Финская закончилась быстро. Потом был отпуск в родной Харьков, встреча с матерью в их кирпичном доме возле Сумского базарчика, вкусные утренние пирожки, прогулки по городу, кинофильмы в кинотеатре «Прогресс» и веселые вечера с девушками в скверике, напротив Шевченковского театра. Настоящую войну Алексей себе не представлял и вместе с другими беззаботно и уверенно пел: «Если завтра война, если завтра в поход…» Всем хотелось верить, что война еще далеко, возможно, ее вовсе не будет, а если она и начнется, то закончится, конечно, скорой победой наших войск и полным разгромом врага. Снова и снова в кинотеатрах показывали «Профессора Мамлока», настроение у всех было боевое, задорное. Пусть только начнут — станут пенять сами на себя!»
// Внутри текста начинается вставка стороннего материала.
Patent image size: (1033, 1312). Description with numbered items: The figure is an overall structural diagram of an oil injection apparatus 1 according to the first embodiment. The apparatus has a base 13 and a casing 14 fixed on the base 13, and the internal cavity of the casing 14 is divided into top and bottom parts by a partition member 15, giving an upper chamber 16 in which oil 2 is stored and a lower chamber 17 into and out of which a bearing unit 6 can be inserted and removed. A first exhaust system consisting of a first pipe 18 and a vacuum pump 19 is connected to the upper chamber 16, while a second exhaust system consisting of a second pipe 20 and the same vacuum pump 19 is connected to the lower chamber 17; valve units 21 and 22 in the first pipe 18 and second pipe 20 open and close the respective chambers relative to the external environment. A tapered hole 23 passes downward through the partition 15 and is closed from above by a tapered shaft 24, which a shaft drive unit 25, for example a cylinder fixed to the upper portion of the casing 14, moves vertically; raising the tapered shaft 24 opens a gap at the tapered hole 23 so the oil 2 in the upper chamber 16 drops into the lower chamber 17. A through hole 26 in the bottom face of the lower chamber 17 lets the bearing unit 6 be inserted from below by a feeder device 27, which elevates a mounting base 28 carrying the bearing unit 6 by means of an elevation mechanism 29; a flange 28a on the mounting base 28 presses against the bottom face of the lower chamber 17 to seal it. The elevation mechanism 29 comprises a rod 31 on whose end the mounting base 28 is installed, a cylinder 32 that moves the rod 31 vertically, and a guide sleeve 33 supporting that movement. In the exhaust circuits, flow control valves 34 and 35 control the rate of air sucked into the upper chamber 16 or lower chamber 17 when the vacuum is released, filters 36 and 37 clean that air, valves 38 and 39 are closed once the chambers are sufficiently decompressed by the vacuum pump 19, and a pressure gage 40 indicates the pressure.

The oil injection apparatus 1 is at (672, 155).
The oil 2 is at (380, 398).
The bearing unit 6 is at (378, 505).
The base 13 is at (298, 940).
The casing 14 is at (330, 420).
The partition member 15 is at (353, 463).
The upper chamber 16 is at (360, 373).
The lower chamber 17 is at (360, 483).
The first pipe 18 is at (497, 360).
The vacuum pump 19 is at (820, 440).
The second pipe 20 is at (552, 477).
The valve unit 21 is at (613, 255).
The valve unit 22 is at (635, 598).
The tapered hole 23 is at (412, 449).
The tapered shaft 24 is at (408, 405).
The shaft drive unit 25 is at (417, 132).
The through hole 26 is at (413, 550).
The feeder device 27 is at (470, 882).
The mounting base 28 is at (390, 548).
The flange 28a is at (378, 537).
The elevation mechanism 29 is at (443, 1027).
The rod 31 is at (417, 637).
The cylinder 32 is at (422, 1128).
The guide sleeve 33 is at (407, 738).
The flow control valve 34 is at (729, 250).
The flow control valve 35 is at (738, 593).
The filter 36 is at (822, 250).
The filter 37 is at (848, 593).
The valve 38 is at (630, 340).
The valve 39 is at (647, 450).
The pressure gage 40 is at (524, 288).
Но как бы задорно ни пели парни о будущей войне, где-то в подсознании уже зарождалось чувство тревоги, война давно входила в их жизнь, настраивала на суровый лад. И поэтому сейчас, глядя сквозь ветровое стекло на немецкие маршевые колонны, на полевые немецкие кухни, которые тащили толстогрудые битюги, на прицепленные к грузовикам пушки, Алексей чувствовал себя так, словно все это уже было им пережито давно, еще задолго до финской кампании. Ему казалось, что еще в невероятно далеком прошлом, когда они, мальчишки, идя в школу, забегали в Шатиловский яр пальнуть из пугача или же устраивали засады за деревянными заборами, подстерегая своих «противников» из соседнего двора, забрасывали их камнями и атаковали, вооруженные самодеятельными деревянными ружьями, тогда, вероятно, и происходила их внутренняя подготовка к суровому будущему, к настоящей войне со всей ее жестокостью, болью и страданиями, и уже тогда, рисуя в стенной газете карикатуру на Гитлера, который угрожает бомбой красноармейцу в длинной серой шинели, Алексей как бы созревал для великой и справедливой ненависти.
— Проезжай, не останавливаясь! — велел ему Звагин.
Их пытался оттеснить в сторону солдат-регулировщик с белой повязкой на рукаве, он азартно махал флажком, что-то кричал, яростно выкатив глаза, но машина покатила дальше, и регулировщик исчез в громыхающей дорожной кутерьме.